Every task in a squad-kit plan meets this bar:

  • A file path (or Create file:) so the executor knows exactly where to edit.
  • A symbol, line range, or regex when the change is in-place.
  • Type signatures or DTOs when adding new structures, in language-tagged code fences.
  • A verification command at the end: what to run, what passing looks like.

Vague guidance (“consider introducing a service layer”) does not belong here. That is a planning decision and belongs in the plan before it becomes a task.


What squad-kit gives up

The in-agent and direct planner paths share the same bundled generate-plan.md rules; they differ only in who reads the repo and how reads are bounded. Neither path adds a second “planning pass” before execution — the implementation turn still starts from a single artefact.

Spec-Kit’s /clarify and /analyze catch planning mistakes before implementation. Squad-kit does not have those. The tradeoff:

  • You trust your planner.
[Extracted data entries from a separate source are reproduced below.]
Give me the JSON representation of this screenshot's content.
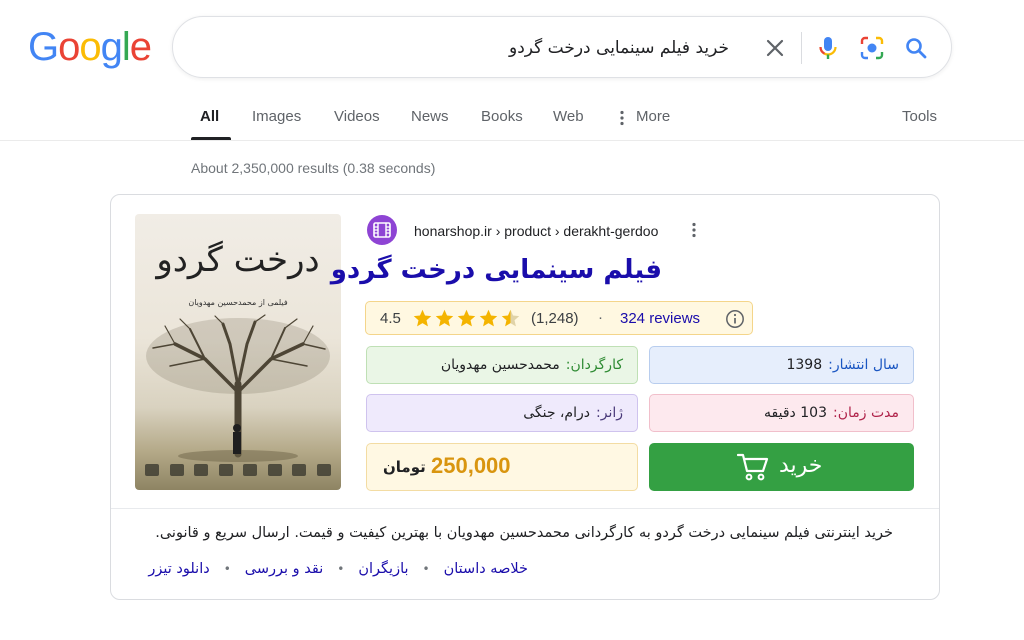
{
  "logo": {
    "letters": [
      "G",
      "o",
      "o",
      "g",
      "l",
      "e"
    ],
    "colors": [
      "#4285F4",
      "#EA4335",
      "#FBBC05",
      "#4285F4",
      "#34A853",
      "#EA4335"
    ]
  },
  "search": {
    "query": "خرید فیلم سینمایی درخت گردو"
  },
  "tabs": [
    {
      "label": "All",
      "active": true
    },
    {
      "label": "Images"
    },
    {
      "label": "Videos"
    },
    {
      "label": "News"
    },
    {
      "label": "Books"
    },
    {
      "label": "Web"
    },
    {
      "label": "More"
    }
  ],
  "tools_label": "Tools",
  "results_stats": "About 2,350,000 results (0.38 seconds)",
  "result": {
    "poster": {
      "title": "درخت گردو",
      "subtitle": "فیلمی از محمدحسین مهدویان"
    },
    "breadcrumb": "honarshop.ir › product › derakht-gerdoo",
    "title": "فیلم سینمایی درخت گردو",
    "rating": {
      "value": "4.5",
      "count": "(1,248)",
      "dot": "·",
      "reviews": "324 reviews",
      "stars": 4.5
    },
    "fields": {
      "director": {
        "label": "کارگردان:",
        "value": "محمدحسین مهدویان"
      },
      "year": {
        "label": "سال انتشار:",
        "value": "1398"
      },
      "genre": {
        "label": "ژانر:",
        "value": "درام، جنگی"
      },
      "duration": {
        "label": "مدت زمان:",
        "value": "103 دقیقه"
      }
    },
    "price": {
      "value": "250,000",
      "currency": "تومان"
    },
    "buy_label": "خرید",
    "description": "خرید اینترنتی فیلم سینمایی درخت گردو به کارگردانی محمدحسین مهدویان با بهترین کیفیت و قیمت. ارسال سریع و قانونی.",
    "sitelinks": [
      "خلاصه داستان",
      "بازیگران",
      "نقد و بررسی",
      "دانلود تیزر"
    ],
    "sitelink_separator": "•"
  },
  "colors": {
    "link": "#1a0dab",
    "accent_green": "#34a043",
    "price": "#d9950f",
    "site_icon": "#8e44d4"
  }
}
If the planning model is weak, the plan is weak, and no squad-kit command saves you.
  • Planning is a single session, human-reviewed. That review replaces /clarify.
  • Cross-artifact consistency is unnecessary when there is only one artifact.

This is a deliberate choice, not an oversight. If you want safety nets, Spec-Kit is the right tool. For a feature-level comparison, see squad-kit vs Spec-Kit.


Why Markdown prompts, not embedded logic

Squad-kit’s default planning rules live in three Markdown files shipped inside the npm package (templates/prompts/). Your project conventions — verification commands, product rules, acceptance criteria — belong in intakes and plans under .squad/stories/ and .squad/plans/, which you own and commit.

A fork is the supported customisation path for changing those three files. The 0.1.x .squad/prompts/ override was removed in 0.2.0 because silent version drift between user copies and CLI behaviour was breaking workflows. The new contract: the CLI you installed defines the prompts — upgrade the package to pick up template changes, or maintain a fork.